The realities of human agency make this work perpetually surprising and fascinating. Because we are surrounded by hierarchical organizations and systems, we sometimes believe that this is how power works. But individuals, groups and states have much more agency than we think to change the world around them, and they do so every day. For gender work, this means that there is always hope. There is always the possibility of progress. Of course, there is also strong resistance and often violence in response to progress on women’s rights and gender justice. You can never “rest on your laurels” in this work; even policy progress can be reversed.
How do you approach the intersection of girls' education and gender equality in your work at Room to Read?
Girls do not learn in a vacuum. They are connected to webs of gendered relationships, including those with parents, siblings, teachers and others that influence both their educational opportunities as well as how they see themselves and their possibilities in the world. Room to Read positions its support for girls and their education within an ecosystem, working with parents and communities, supporting girls’ material needs and investing in mentoring relationships with women leaders in girls’ communities. Each of these elements carries the potential to challenge unequal gender norms, and so this is what we pay attention to. How — in each of the ways girls interact with the world — can we reaffirm their value and invest in their skills to engage the world on their terms.
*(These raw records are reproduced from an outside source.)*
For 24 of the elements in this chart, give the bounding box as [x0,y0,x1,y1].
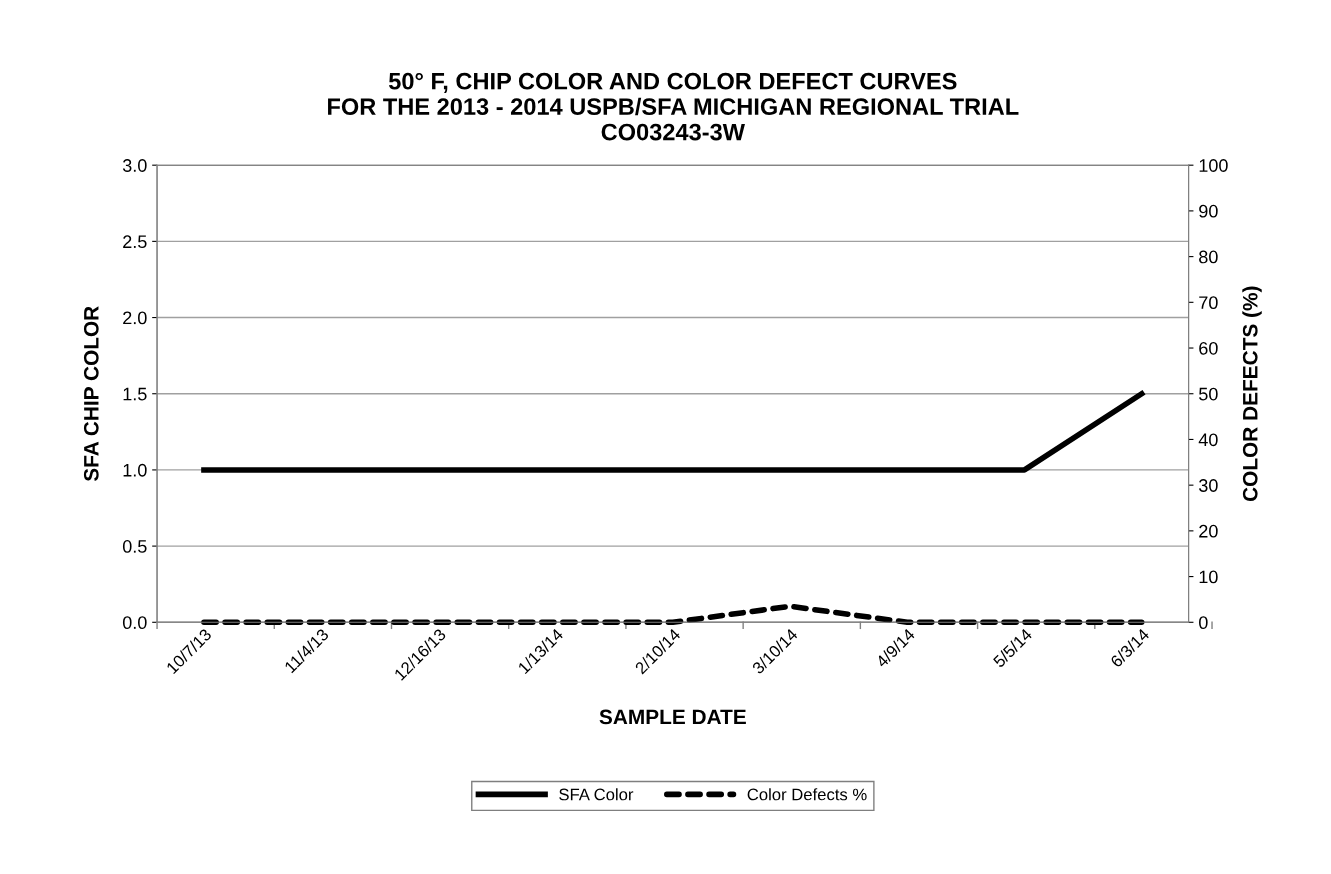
y-tick-label: 3.0 [122,159,147,172]
y2-tick-label: 20 [1199,524,1218,538]
y2-tick-label: 100 [1199,159,1228,172]
y-tick-label: 2.0 [123,311,147,325]
y2-tick-label: 0 [1199,616,1208,630]
y-tick-label: 1.0 [123,463,147,477]
y2-axis-title: COLOR DEFECTS (%) [1242,286,1262,502]
y2-tick-label: 90 [1199,204,1218,218]
y2-tick-label: 60 [1199,341,1218,355]
y2-tick-label: 10 [1199,570,1218,584]
y-tick-label: 1.5 [123,387,147,401]
y2-tick-label: 30 [1198,479,1218,492]
y-axis-title: SFA CHIP COLOR [83,306,99,482]
y2-tick-label: 80 [1199,250,1218,264]
y2-tick-label: 70 [1199,296,1218,310]
y-tick-label: 2.5 [123,235,147,249]
legend-label: Color Defects % [747,788,867,801]
y-tick-label: 0.0 [122,616,147,630]
legend-label: SFA Color [559,788,634,801]
chart-title: 50° F, CHIP COLOR AND COLOR DEFECT CURVES FOR THE 2013 - 2014 USPB/SFA MICHIGAN REGIONAL TRIAL CO03243-3W [328,72,1019,141]
x-axis-title: SAMPLE DATE [599,709,746,725]
y2-tick-label: 50 [1199,387,1218,401]
y-tick-label: 0.5 [122,540,147,553]
y2-tick-label: 40 [1198,433,1218,447]
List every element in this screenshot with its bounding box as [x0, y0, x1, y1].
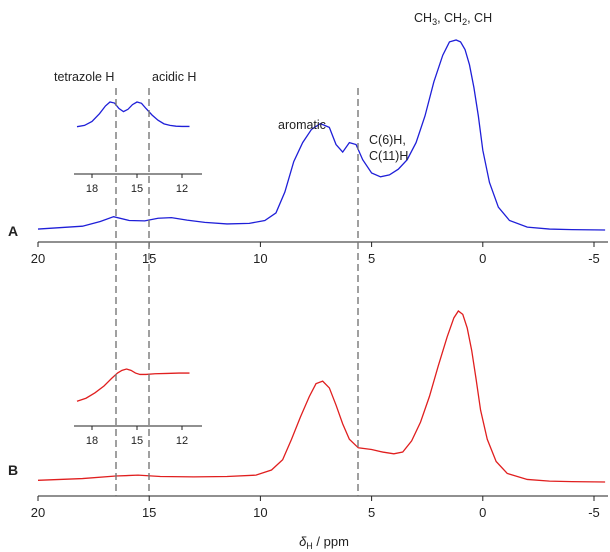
annotation-ch-sep1: , CH — [437, 11, 462, 25]
x-axis-title-subscript: H — [306, 541, 313, 551]
panel-a-x-tick-label: 0 — [479, 251, 486, 266]
panel-a-x-tick-label: 10 — [253, 251, 267, 266]
panel-a-spectrum-line — [37, 39, 606, 231]
panel-a-inset-x-tick-label: 18 — [86, 183, 98, 195]
panel-b-spectrum-line — [37, 310, 606, 483]
panel-b-inset-x-ticks: 18 15 12 — [86, 426, 188, 447]
panel-a-inset-spectrum-line — [76, 101, 190, 128]
panel-b-x-tick-label: 5 — [368, 505, 375, 520]
annotation-tetrazole-h: tetrazole H — [54, 70, 114, 84]
panel-b-inset-x-tick-label: 12 — [176, 435, 188, 447]
panel-b-label: B — [8, 462, 18, 478]
annotation-ch2-sub: 2 — [462, 17, 467, 27]
annotation-c6h: C(6)H, — [369, 133, 406, 147]
panel-b-inset-spectrum-line — [76, 368, 190, 402]
annotation-acidic-h: acidic H — [152, 70, 196, 84]
annotation-ch-groups: CH3, CH2, CH — [414, 11, 492, 27]
panel-b-inset: 18 15 12 — [74, 368, 202, 447]
annotation-aromatic: aromatic — [278, 118, 326, 132]
annotation-ch3-sub: 3 — [432, 17, 437, 27]
panel-a-x-tick-label: -5 — [588, 251, 600, 266]
annotation-ch-prefix: CH — [414, 11, 432, 25]
panel-b-x-tick-label: 0 — [479, 505, 486, 520]
panel-a: A 20 15 10 5 0 -5 CH3, CH2, CH aromatic C(6)H… — [8, 11, 608, 266]
panel-a-x-tick-label: 5 — [368, 251, 375, 266]
x-axis-title: δH / ppm — [299, 534, 349, 551]
panel-a-inset-x-tick-label: 15 — [131, 183, 143, 195]
panel-a-inset: 18 15 12 — [74, 101, 202, 195]
x-axis-title-symbol: δ — [299, 534, 307, 549]
panel-b: B 20 15 10 5 0 -5 18 15 12 δH / ppm — [8, 310, 608, 551]
panel-a-x-ticks: 20 15 10 5 0 -5 — [31, 242, 600, 266]
x-axis-title-unit: / ppm — [313, 534, 349, 549]
panel-a-x-tick-label: 20 — [31, 251, 45, 266]
annotation-c11h: C(11)H — [369, 149, 408, 163]
panel-b-inset-x-tick-label: 18 — [86, 435, 98, 447]
panel-a-inset-x-tick-label: 12 — [176, 183, 188, 195]
panel-b-x-tick-label: 10 — [253, 505, 267, 520]
panel-a-label: A — [8, 223, 18, 239]
panel-b-x-tick-label: 20 — [31, 505, 45, 520]
panel-b-x-ticks: 20 15 10 5 0 -5 — [31, 496, 600, 520]
panel-b-inset-x-tick-label: 15 — [131, 435, 143, 447]
panel-a-inset-x-ticks: 18 15 12 — [86, 174, 188, 195]
panel-b-x-tick-label: -5 — [588, 505, 600, 520]
annotation-ch-sep2: , CH — [467, 11, 492, 25]
panel-b-x-tick-label: 15 — [142, 505, 156, 520]
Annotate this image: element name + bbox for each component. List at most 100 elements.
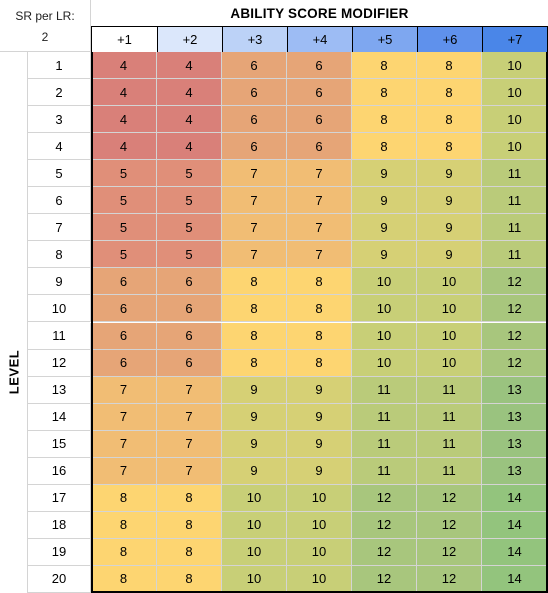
value-cell[interactable]: 11 xyxy=(417,430,482,458)
level-cell[interactable]: 4 xyxy=(28,133,91,161)
value-cell[interactable]: 9 xyxy=(352,214,417,242)
value-cell[interactable]: 7 xyxy=(287,241,352,269)
value-cell[interactable]: 8 xyxy=(417,106,482,134)
value-cell[interactable]: 10 xyxy=(482,106,548,134)
value-cell[interactable]: 11 xyxy=(417,403,482,431)
value-cell[interactable]: 9 xyxy=(222,457,287,485)
value-cell[interactable]: 12 xyxy=(417,484,482,512)
level-cell[interactable]: 14 xyxy=(28,403,91,431)
value-cell[interactable]: 8 xyxy=(352,79,417,107)
level-cell[interactable]: 17 xyxy=(28,484,91,512)
value-cell[interactable]: 6 xyxy=(287,79,352,107)
value-cell[interactable]: 4 xyxy=(91,79,157,107)
value-cell[interactable]: 6 xyxy=(157,322,222,350)
value-cell[interactable]: 8 xyxy=(222,349,287,377)
value-cell[interactable]: 11 xyxy=(352,376,417,404)
value-cell[interactable]: 14 xyxy=(482,511,548,539)
level-cell[interactable]: 18 xyxy=(28,511,91,539)
level-cell[interactable]: 7 xyxy=(28,214,91,242)
level-cell[interactable]: 6 xyxy=(28,187,91,215)
value-cell[interactable]: 9 xyxy=(417,214,482,242)
level-cell[interactable]: 2 xyxy=(28,79,91,107)
value-cell[interactable]: 8 xyxy=(91,484,157,512)
value-cell[interactable]: 8 xyxy=(287,349,352,377)
value-cell[interactable]: 13 xyxy=(482,403,548,431)
level-cell[interactable]: 1 xyxy=(28,52,91,80)
value-cell[interactable]: 12 xyxy=(352,511,417,539)
value-cell[interactable]: 8 xyxy=(417,79,482,107)
column-header[interactable]: +3 xyxy=(222,26,287,53)
sr-per-lr-cell[interactable]: SR per LR: 2 xyxy=(0,0,91,52)
value-cell[interactable]: 11 xyxy=(482,187,548,215)
value-cell[interactable]: 7 xyxy=(157,376,222,404)
value-cell[interactable]: 8 xyxy=(222,322,287,350)
value-cell[interactable]: 7 xyxy=(91,457,157,485)
value-cell[interactable]: 6 xyxy=(222,133,287,161)
value-cell[interactable]: 6 xyxy=(287,106,352,134)
column-header[interactable]: +1 xyxy=(91,26,157,53)
value-cell[interactable]: 7 xyxy=(91,403,157,431)
value-cell[interactable]: 6 xyxy=(91,322,157,350)
value-cell[interactable]: 6 xyxy=(157,349,222,377)
value-cell[interactable]: 12 xyxy=(482,268,548,296)
value-cell[interactable]: 11 xyxy=(482,160,548,188)
value-cell[interactable]: 9 xyxy=(287,403,352,431)
value-cell[interactable]: 8 xyxy=(91,538,157,566)
value-cell[interactable]: 7 xyxy=(222,160,287,188)
value-cell[interactable]: 6 xyxy=(91,349,157,377)
value-cell[interactable]: 10 xyxy=(352,349,417,377)
value-cell[interactable]: 12 xyxy=(352,565,417,593)
value-cell[interactable]: 10 xyxy=(417,349,482,377)
value-cell[interactable]: 9 xyxy=(352,187,417,215)
value-cell[interactable]: 8 xyxy=(157,484,222,512)
value-cell[interactable]: 5 xyxy=(157,187,222,215)
value-cell[interactable]: 9 xyxy=(287,430,352,458)
value-cell[interactable]: 9 xyxy=(417,241,482,269)
value-cell[interactable]: 10 xyxy=(417,322,482,350)
value-cell[interactable]: 6 xyxy=(157,268,222,296)
value-cell[interactable]: 8 xyxy=(157,511,222,539)
value-cell[interactable]: 10 xyxy=(222,565,287,593)
value-cell[interactable]: 8 xyxy=(287,295,352,323)
value-cell[interactable]: 6 xyxy=(222,106,287,134)
value-cell[interactable]: 12 xyxy=(482,295,548,323)
value-cell[interactable]: 9 xyxy=(287,376,352,404)
value-cell[interactable]: 6 xyxy=(157,295,222,323)
value-cell[interactable]: 6 xyxy=(91,295,157,323)
value-cell[interactable]: 6 xyxy=(91,268,157,296)
value-cell[interactable]: 5 xyxy=(91,241,157,269)
value-cell[interactable]: 11 xyxy=(352,457,417,485)
value-cell[interactable]: 7 xyxy=(157,430,222,458)
value-cell[interactable]: 8 xyxy=(222,295,287,323)
value-cell[interactable]: 4 xyxy=(157,133,222,161)
level-cell[interactable]: 9 xyxy=(28,268,91,296)
value-cell[interactable]: 6 xyxy=(222,52,287,80)
value-cell[interactable]: 9 xyxy=(417,187,482,215)
level-cell[interactable]: 19 xyxy=(28,538,91,566)
value-cell[interactable]: 4 xyxy=(157,79,222,107)
value-cell[interactable]: 7 xyxy=(287,214,352,242)
value-cell[interactable]: 7 xyxy=(287,160,352,188)
value-cell[interactable]: 9 xyxy=(417,160,482,188)
value-cell[interactable]: 12 xyxy=(417,511,482,539)
value-cell[interactable]: 7 xyxy=(157,403,222,431)
value-cell[interactable]: 8 xyxy=(91,511,157,539)
level-cell[interactable]: 12 xyxy=(28,349,91,377)
value-cell[interactable]: 4 xyxy=(91,106,157,134)
value-cell[interactable]: 9 xyxy=(287,457,352,485)
value-cell[interactable]: 4 xyxy=(157,52,222,80)
value-cell[interactable]: 10 xyxy=(287,565,352,593)
value-cell[interactable]: 8 xyxy=(352,106,417,134)
value-cell[interactable]: 5 xyxy=(157,214,222,242)
value-cell[interactable]: 12 xyxy=(352,484,417,512)
value-cell[interactable]: 11 xyxy=(352,403,417,431)
value-cell[interactable]: 8 xyxy=(287,268,352,296)
value-cell[interactable]: 10 xyxy=(222,511,287,539)
value-cell[interactable]: 8 xyxy=(352,133,417,161)
value-cell[interactable]: 14 xyxy=(482,565,548,593)
sr-per-lr-value[interactable]: 2 xyxy=(41,30,49,44)
level-cell[interactable]: 13 xyxy=(28,376,91,404)
column-header[interactable]: +5 xyxy=(352,26,417,53)
value-cell[interactable]: 10 xyxy=(352,322,417,350)
value-cell[interactable]: 5 xyxy=(157,241,222,269)
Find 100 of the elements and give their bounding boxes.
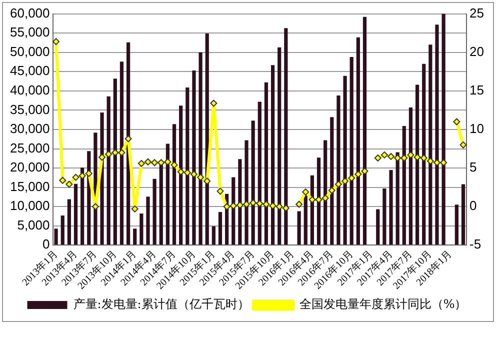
- point: [52, 38, 60, 46]
- bar: [198, 52, 202, 245]
- bar: [396, 152, 400, 245]
- point: [308, 196, 316, 204]
- point: [453, 118, 460, 126]
- bar: [192, 70, 196, 245]
- bar: [402, 126, 406, 245]
- y-tick-label: 15,000: [10, 178, 50, 194]
- bar: [146, 196, 150, 245]
- point: [105, 150, 112, 158]
- bar: [238, 159, 242, 245]
- point: [348, 174, 356, 182]
- point: [72, 174, 80, 181]
- bar: [297, 211, 301, 245]
- y-tick-label: 10,000: [10, 198, 50, 214]
- point: [184, 169, 191, 176]
- y2-tick-label: 20: [470, 44, 484, 59]
- bar: [67, 199, 71, 245]
- point: [124, 135, 132, 142]
- point: [210, 100, 218, 107]
- y2-tick-label: 5: [470, 160, 477, 175]
- bar: [415, 84, 420, 245]
- y2-tick-label: 15: [470, 82, 484, 98]
- bar: [258, 102, 262, 245]
- bar: [74, 184, 78, 245]
- bar: [408, 108, 413, 245]
- point: [342, 178, 349, 185]
- point: [92, 203, 99, 210]
- bar: [80, 168, 84, 245]
- y-tick-label: 0: [42, 236, 50, 252]
- bar: [244, 140, 248, 245]
- y2-tick-label: 10: [470, 121, 484, 136]
- bar: [60, 215, 64, 245]
- legend-label: 全国发电量年度累计同比（%）: [299, 297, 467, 312]
- bar: [133, 228, 137, 245]
- bar: [356, 37, 360, 245]
- point: [236, 202, 244, 209]
- y2-tick-label: 0: [470, 198, 477, 214]
- bar: [316, 158, 321, 245]
- point: [151, 159, 158, 166]
- point: [460, 141, 467, 148]
- bar: [186, 87, 190, 245]
- bar: [270, 65, 275, 245]
- point: [374, 154, 382, 162]
- bar: [343, 76, 347, 245]
- point: [230, 202, 237, 210]
- point: [328, 186, 336, 194]
- bar: [140, 214, 144, 245]
- point: [256, 200, 264, 208]
- bar: [120, 62, 124, 245]
- point: [440, 159, 448, 166]
- bar: [152, 178, 156, 245]
- bar: [218, 212, 222, 245]
- y-tick-label: 45,000: [10, 63, 50, 78]
- point: [354, 170, 362, 178]
- bar: [251, 120, 255, 245]
- point: [177, 168, 184, 176]
- bar: [54, 228, 58, 245]
- y-tick-label: 50,000: [10, 44, 50, 59]
- y-tick-label: 20,000: [10, 160, 50, 175]
- point: [276, 203, 283, 210]
- point: [302, 188, 310, 196]
- bar: [278, 47, 282, 245]
- bar: [382, 188, 386, 245]
- bar: [461, 184, 466, 245]
- y-tick-label: 60,000: [10, 5, 50, 20]
- bar: [324, 140, 328, 245]
- bar: [350, 56, 354, 245]
- point: [426, 158, 434, 165]
- bar: [284, 28, 288, 245]
- point: [361, 168, 368, 175]
- bar: [264, 82, 268, 245]
- point: [296, 200, 303, 208]
- bar: [454, 204, 458, 245]
- bar: [336, 96, 340, 245]
- bar: [106, 96, 110, 245]
- point: [262, 200, 270, 208]
- point: [315, 196, 322, 204]
- point: [85, 170, 92, 177]
- point: [170, 161, 178, 168]
- bar: [113, 78, 117, 245]
- point: [216, 188, 224, 195]
- point: [138, 160, 145, 167]
- bar: [179, 106, 183, 245]
- y-tick-label: 55,000: [10, 24, 50, 40]
- y-tick-label: 30,000: [10, 121, 50, 136]
- point: [433, 159, 440, 166]
- point: [66, 180, 73, 188]
- point: [98, 154, 106, 161]
- point: [112, 149, 119, 156]
- point: [250, 199, 257, 206]
- point: [204, 178, 211, 185]
- y-tick-label: 35,000: [10, 102, 50, 117]
- y-tick-label: 5,000: [17, 217, 50, 232]
- bar: [159, 162, 163, 245]
- bar: [362, 16, 367, 245]
- y2-tick-label: 25: [470, 5, 484, 20]
- point: [78, 172, 86, 180]
- bar: [376, 209, 380, 245]
- y2-tick-label: -5: [470, 236, 482, 252]
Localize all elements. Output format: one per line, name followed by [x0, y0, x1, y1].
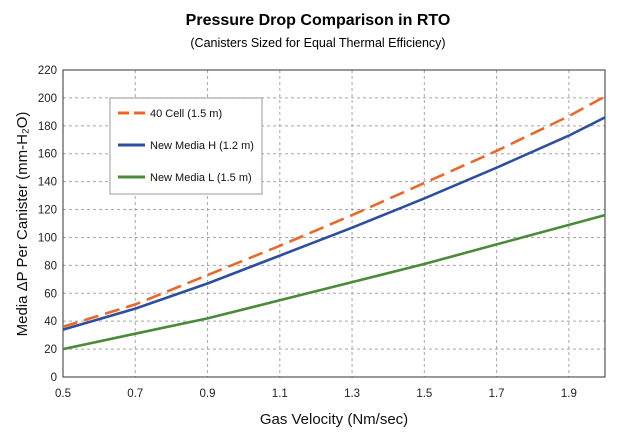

What do you believe is the biggest challenge facing gender equality today, and how is Room to Read’s Girls’ Education Program helping to address it?
What a big question… I think there are interlinked challenges eroding the progress we’ve made globally on women’s rights and gender justice. We are struggling to respond to the impacts of COVID-19, including on girls’ education but also in terms of increased gender-based violence in households and women’s retreat from the workplace. The very norms and structures of democracy around the world are being challenged, and support is growing for hegemonic masculinities in leadership that find their form in autocrats — these autocrats bolster their power by promising a return to conservative gender orders. And the realities of climate change are becoming more and more visible and felt by all of us around the world, raising challenges around migration, conflict and food insecurity — all of which tend to disproportionately affect the lives of women and girls. How do you respond to these challenges in a Girls’ Education Program? For us, it starts with the individual life skills we work with girls on — their ability to think critically about the challenges they see around them, to solve difficult problems with others, and the self-knowledge that they have an important role to play in global solutions.
Can you share a particularly memorable moment or experience from your career working in girls' education and gender equality?
This work can be heavy — I think the most memorable instants might be the moments of laughter, the coffee chats, the meaningful relationships with others who also believe deeply in the change that is needed and who sacrifice everything for it.